In his record of interview with AFP officers, the pharmacist said that he was importing the testosterone for the purpose of conducting experiments to see whether he could compound a product which could then be prescribed by medical practitioners.
He stated that he thought that there was a potential market for compounding testosterone products and was intent on creating some “intellectual property” which he could exploit for profit. He said that he had also imported the testosterone for his own use.
The pharmacist also kept a further 2kg of testosterone unlabelled in a refrigerator in the pharmacy which was accessible to his staff.
There is no evidence that the respondent was aware of the requirement to obtain a permit to import to testosterone products.
However an expert told the NSW Civil and Administrative Tribunal that an experienced pharmacist should have been aware of the possibility that a permit might be required to import the substances.
“On the evidence, he failed to make any appropriate or reasonable enquiries as to whether any permit would be required, other than a casual enquiry of someone in the context of the importation of substances for cosmetic purposes,” the tribunal found.
Despite his evidence concerning the reason for the importation of the testosterone, the quantity which he sought to import – namely 7.5kg – was out of proportion to his stated reason for importation, it added.
This amount of testosterone would have produced the equivalent of 30,000 clinical doses.
The Health Care Complaints Commission’s expert witness said stockpiling of such a large amount of a restricted substance without legitimate orders or prescriptions caused the respondent’s conduct to fall significantly below the standard reasonably expected of a practitioner of an equivalent level of training or experience.
The substance was a regulated substance and considered to be potentially dangerous to the public, said the tribunal.
Conditions were imposed on the respondent’s registration in October 2016. While he sought a review of the conditions in May 2019, this bid was rejected.
However in the respondent’s favour, the tribunal found that the pharmacist did not seek to hide the importation of the substance, and there is no suggestion that it was to be used other than for the respondent’s own personal use or for the pursuit of his experimentation.
He had also expressed remorse for his conduct and there was evidence that the consequences for him of being subjected to police procedures, including arrest, detention and the criminal court process has had an effect on his health and wellbeing.
The Tribunal found the pharmacist guilty of unsatisfactory professional conduct for failing to notify the National Board of the charges and convictions within seven days.

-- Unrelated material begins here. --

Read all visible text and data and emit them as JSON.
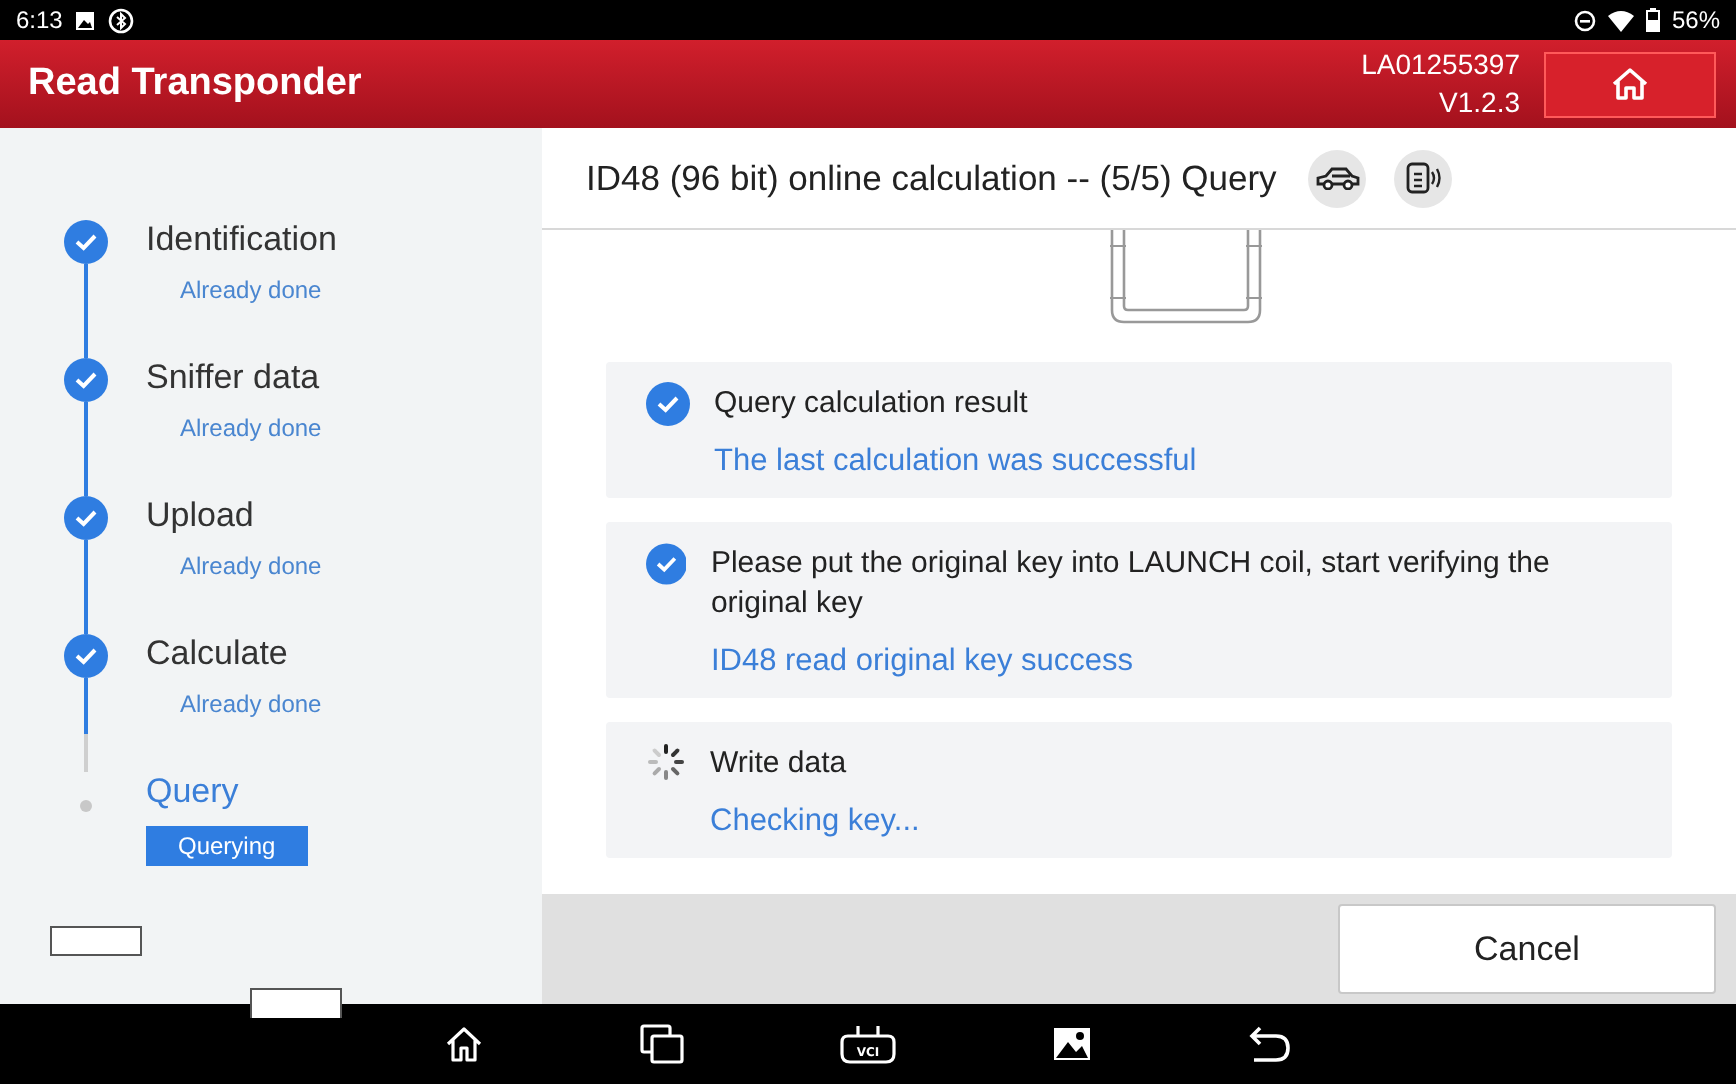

He was reprimanded and ordered not to work as a pharmacist in charge or as the sole pharmacist on duty for a period of 24 months, or such longer period of time as determined by the Pharmacy Council of New South Wales.

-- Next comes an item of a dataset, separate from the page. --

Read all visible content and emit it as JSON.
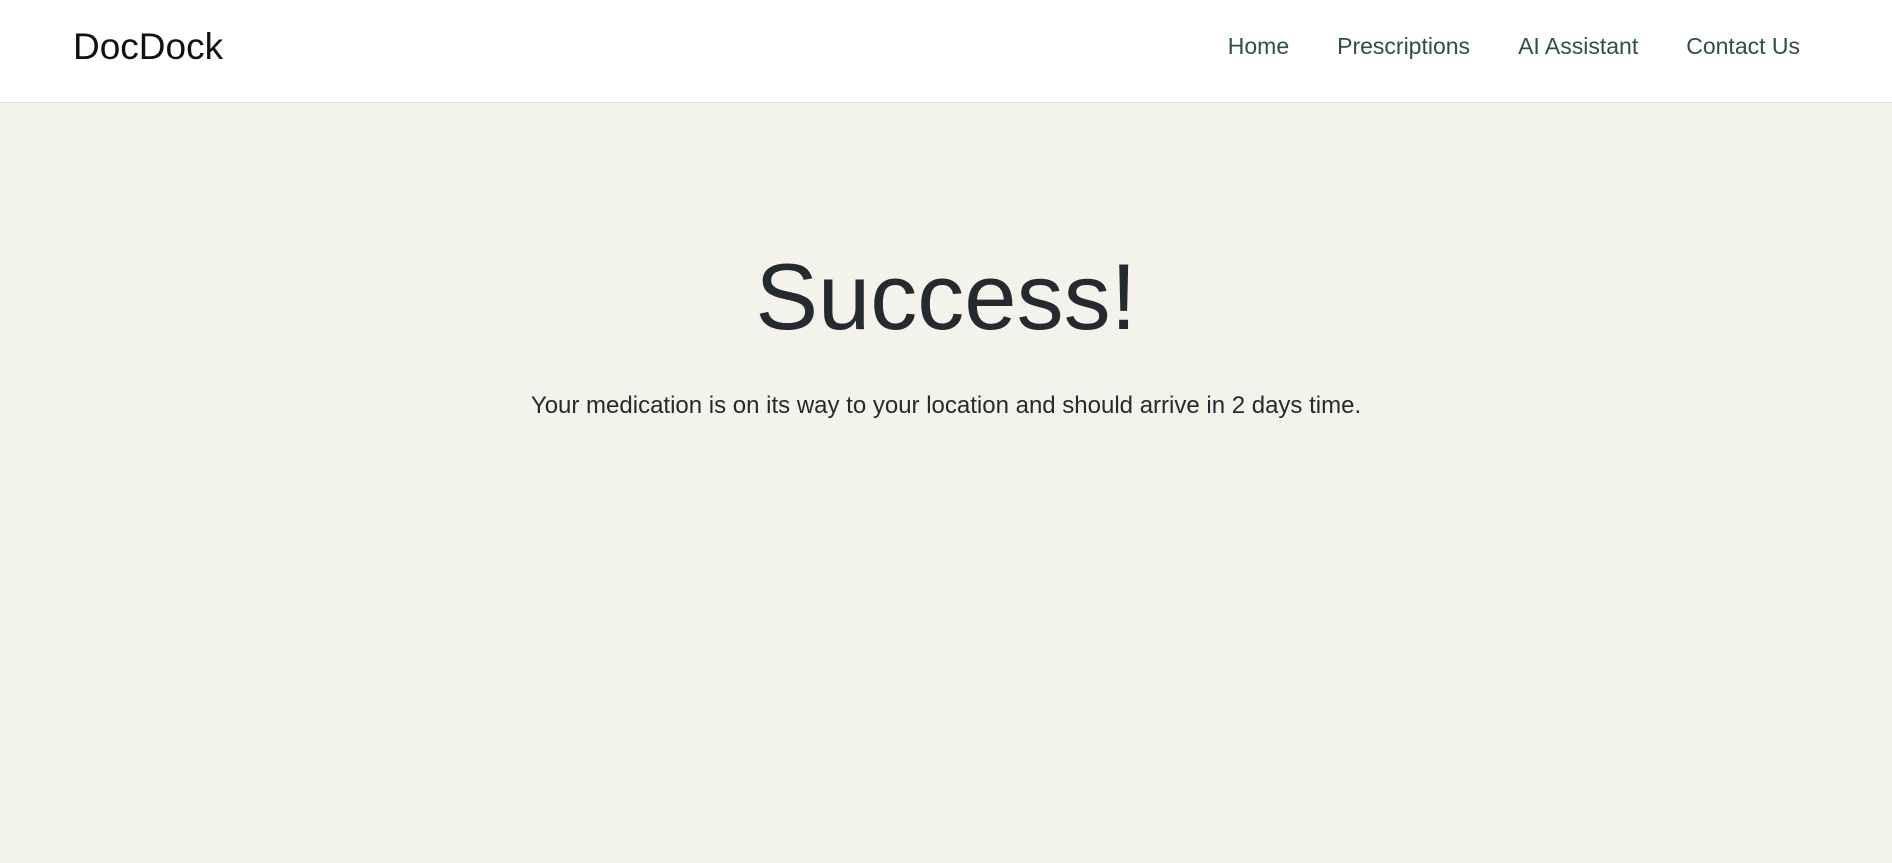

The pharmacist must not possess, supply, dispense, administer or manufacture any Schedule 8, Schedule 4B or Schedule 4D substance for at least 24 months.
He has been ordered to undergo mentoring by an experienced pharmacist approved by the Council for a period of 24 months; apply for, obtain and maintain Quality Care Pharmacy Program (QCPP) accreditation; and undergo regular audits.

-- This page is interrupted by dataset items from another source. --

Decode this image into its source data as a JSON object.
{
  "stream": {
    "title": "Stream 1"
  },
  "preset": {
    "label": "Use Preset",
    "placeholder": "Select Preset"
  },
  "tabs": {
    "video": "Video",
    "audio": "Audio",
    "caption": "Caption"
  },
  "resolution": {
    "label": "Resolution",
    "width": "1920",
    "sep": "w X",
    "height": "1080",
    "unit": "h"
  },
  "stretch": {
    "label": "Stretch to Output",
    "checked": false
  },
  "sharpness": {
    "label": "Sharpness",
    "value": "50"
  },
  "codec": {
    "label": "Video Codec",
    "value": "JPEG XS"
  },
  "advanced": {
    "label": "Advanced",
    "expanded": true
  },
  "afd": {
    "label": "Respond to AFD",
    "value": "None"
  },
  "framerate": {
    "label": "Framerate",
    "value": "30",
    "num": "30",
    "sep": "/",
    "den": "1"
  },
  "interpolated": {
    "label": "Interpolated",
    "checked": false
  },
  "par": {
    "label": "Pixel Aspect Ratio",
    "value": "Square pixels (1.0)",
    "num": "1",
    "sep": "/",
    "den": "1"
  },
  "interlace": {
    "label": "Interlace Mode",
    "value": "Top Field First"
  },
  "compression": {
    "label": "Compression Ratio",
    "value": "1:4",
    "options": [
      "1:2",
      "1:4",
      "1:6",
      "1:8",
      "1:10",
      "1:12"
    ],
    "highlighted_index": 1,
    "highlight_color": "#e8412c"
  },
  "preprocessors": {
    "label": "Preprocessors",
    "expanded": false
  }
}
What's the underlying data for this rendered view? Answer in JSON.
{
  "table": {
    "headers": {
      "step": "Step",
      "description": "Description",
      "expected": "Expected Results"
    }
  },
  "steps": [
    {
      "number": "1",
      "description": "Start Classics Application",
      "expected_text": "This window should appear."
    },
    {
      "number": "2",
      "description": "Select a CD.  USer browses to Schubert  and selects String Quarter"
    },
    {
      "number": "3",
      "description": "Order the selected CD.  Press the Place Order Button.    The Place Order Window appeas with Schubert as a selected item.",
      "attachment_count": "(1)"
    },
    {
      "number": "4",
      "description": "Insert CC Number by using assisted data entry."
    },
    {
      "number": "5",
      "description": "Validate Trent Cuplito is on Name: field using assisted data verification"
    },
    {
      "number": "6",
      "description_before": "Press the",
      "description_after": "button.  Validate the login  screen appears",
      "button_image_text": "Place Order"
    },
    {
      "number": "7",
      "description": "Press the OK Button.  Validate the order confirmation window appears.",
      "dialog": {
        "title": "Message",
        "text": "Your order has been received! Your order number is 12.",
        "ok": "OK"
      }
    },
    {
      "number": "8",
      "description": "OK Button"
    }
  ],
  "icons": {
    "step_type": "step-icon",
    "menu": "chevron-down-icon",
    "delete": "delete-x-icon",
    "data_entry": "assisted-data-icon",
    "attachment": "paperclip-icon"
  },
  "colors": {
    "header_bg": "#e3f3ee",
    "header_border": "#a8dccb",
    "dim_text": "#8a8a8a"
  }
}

He must not allow any aseptic or other form of complex compounding to take place in any pharmacy in which he has a financial interest, or participate in any such compounding.
The pharmacist is also banned from allowing the compounding or manufacturing of any preparation containing testosterone to take place in any pharmacy in which he has a financial interest.
He was ordered not to keep any substances at the pharmacy that are not required for the ordinary operation of the pharmacy.